7月以降は基礎答練と直対答練の復習を中心にやっていきました。応用答練はまったく手を付けていません。

7月末に受けた統計検定2級は公認会計士試験の試験範囲とほとんど同じなので、自分の勉強の進度を確認するベンチマークのために是非受けることをおすすめします。自分で仕上がってきたなと思ったくらいの任意のタイミングでいいと思います。
全国各地に試験会場があってパソコンでいつでも受けることができます。申し込みから1週間くらいで受けられます。私が受けたときの試験会場は駅前のパソコン教室でした。
統計検定の勉強は全くしませんでした。会計士講座の統計学の教材だけで受けて合格点を取れたので、統計学の学習が進んでいれば統計検定2級は取れるでしょう。

8月上旬くらいに水道橋の統計学の先生のところに行っていろいろとレクチャーしてもらいました。進め方としては基礎答練と直対答練で問題ないとのこと。過去問は1年分くらいやっておいた方がいいと言われたので、本試験の1週間前くらいにH29年の過去問だけやりました。過去問の換算得点は52を超えました。

本試験は難しかったです。
答練よりも問題数が多かったです。解答用紙も8枚ありました。見たことないような問題もありましたが、なんとか書けるところは解答欄を埋めましたが、時間は足りなくて空欄を残したまま試験は終わりました。

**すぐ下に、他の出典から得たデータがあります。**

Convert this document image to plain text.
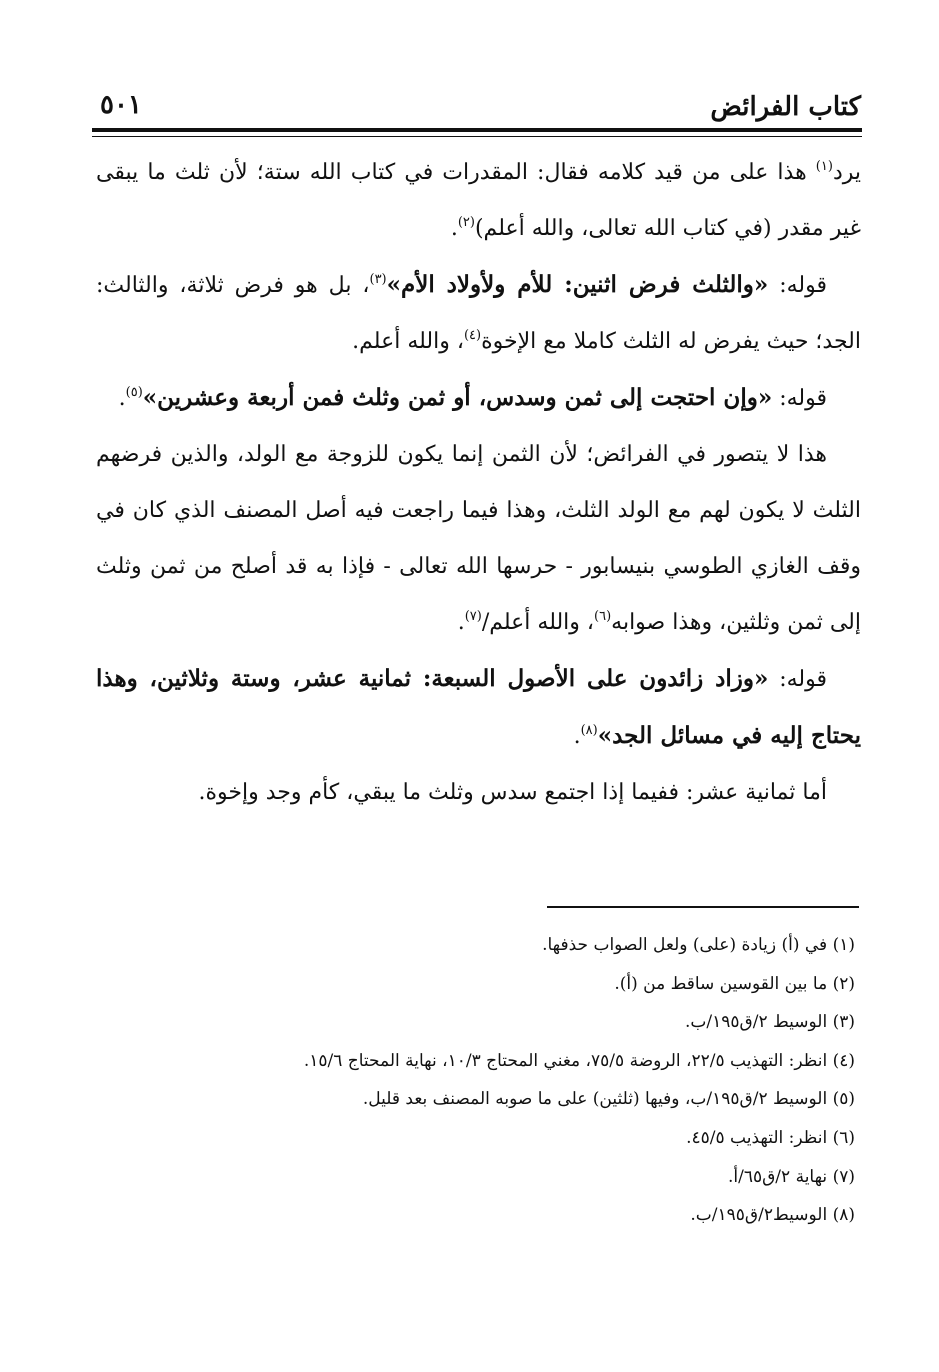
كتاب الفرائض
٥٠١

يرد$^{(١)}$ هذا على من قيد كلامه فقال: المقدرات في كتاب الله ستة؛ لأن ثلث ما يبقى غير مقدر (في كتاب الله تعالى، والله أعلم)$^{(٢)}$.

قوله: «والثلث فرض اثنين: للأم ولأولاد الأم»$^{(٣)}$، بل هو فرض ثلاثة، والثالث: الجد؛ حيث يفرض له الثلث كاملا مع الإخوة$^{(٤)}$، والله أعلم.

قوله: «وإن احتجت إلى ثمن وسدس، أو ثمن وثلث فمن أربعة وعشرين»$^{(٥)}$.

هذا لا يتصور في الفرائض؛ لأن الثمن إنما يكون للزوجة مع الولد، والذين فرضهم الثلث لا يكون لهم مع الولد الثلث، وهذا فيما راجعت فيه أصل المصنف الذي كان في وقف الغازي الطوسي بنيسابور - حرسها الله تعالى - فإذا به قد أصلح من ثمن وثلث إلى ثمن وثلثين، وهذا صوابه$^{(٦)}$، والله أعلم/$^{(٧)}$.

قوله: «وزاد زائدون على الأصول السبعة: ثمانية عشر، وستة وثلاثين، وهذا يحتاج إليه في مسائل الجد»$^{(٨)}$.

أما ثمانية عشر: ففيما إذا اجتمع سدس وثلث ما يبقي، كأم وجد وإخوة.

(١) في (أ) زيادة (على) ولعل الصواب حذفها.

(٢) ما بين القوسين ساقط من (أ).

(٣) الوسيط ٢/ق١٩٥/ب.

(٤) انظر: التهذيب ٢٢/٥، الروضة ٧٥/٥، مغني المحتاج ١٠/٣، نهاية المحتاج ١٥/٦.

(٥) الوسيط ٢/ق١٩٥/ب، وفيها (ثلثين) على ما صوبه المصنف بعد قليل.

(٦) انظر: التهذيب ٤٥/٥.

(٧) نهاية ٢/ق٦٥/أ.

(٨) الوسيط٢/ق١٩٥/ب.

これまでの答練の結果から統計学が足を引っ張るのは目に見えていたので、どれくらい踏みとどまってくれているのか、他の科目でどれだけカバーできるかという計算をしながら結果を待っていたのですが、結果は思いがけずに54.25でボーダー超え。答練であれだけ苦労していたのに、本番で初めて偏差値50超え。それどころかボーダーを超えて総合得点を引き上げていたのには驚きでした。

統計学選択の所感

なんだかんだで統計選択も苦労したけど、勉強量は経営学に比べると少ないと感じます。暗記することも少ないし、一度覚えてしまえばメンテナンスの時間は確実に少なくて済むと思います。
また統計学は直前期にやれることが少ないため、その分をほかの科目に充てることができると思います。
ですが、勉強時間が少なくて済みそうという理由だけで容易に飛びつくのは当然ながらおすすめできません。初学者であれば統計学でもがっつり勉強しなければいけないことはほかの選択科目と変わりありません。
勉強方法については先生が言っていたとおり、基礎答練か直対答練かどちらかを完璧にすれば合格点は取れると思います。完璧にするというのは満点を取れるということではなく、式を丸暗記するのではなく、なぜそのような式になのかであったり、それぞれの変数が何を意味するのかを理解することなので、そのレベルでの深い理解はけっこうしんどかったですが、その学習は本質的に理解していくことだったの覚えるのは楽しかったです。
経営学でも共分散を計算する問題がありますが、式を丸暗記だったので楽しくはありませんでした。でも経営学は覚えることが多いので時間がない5月短答生は丸暗記するしかない事情も理解できます。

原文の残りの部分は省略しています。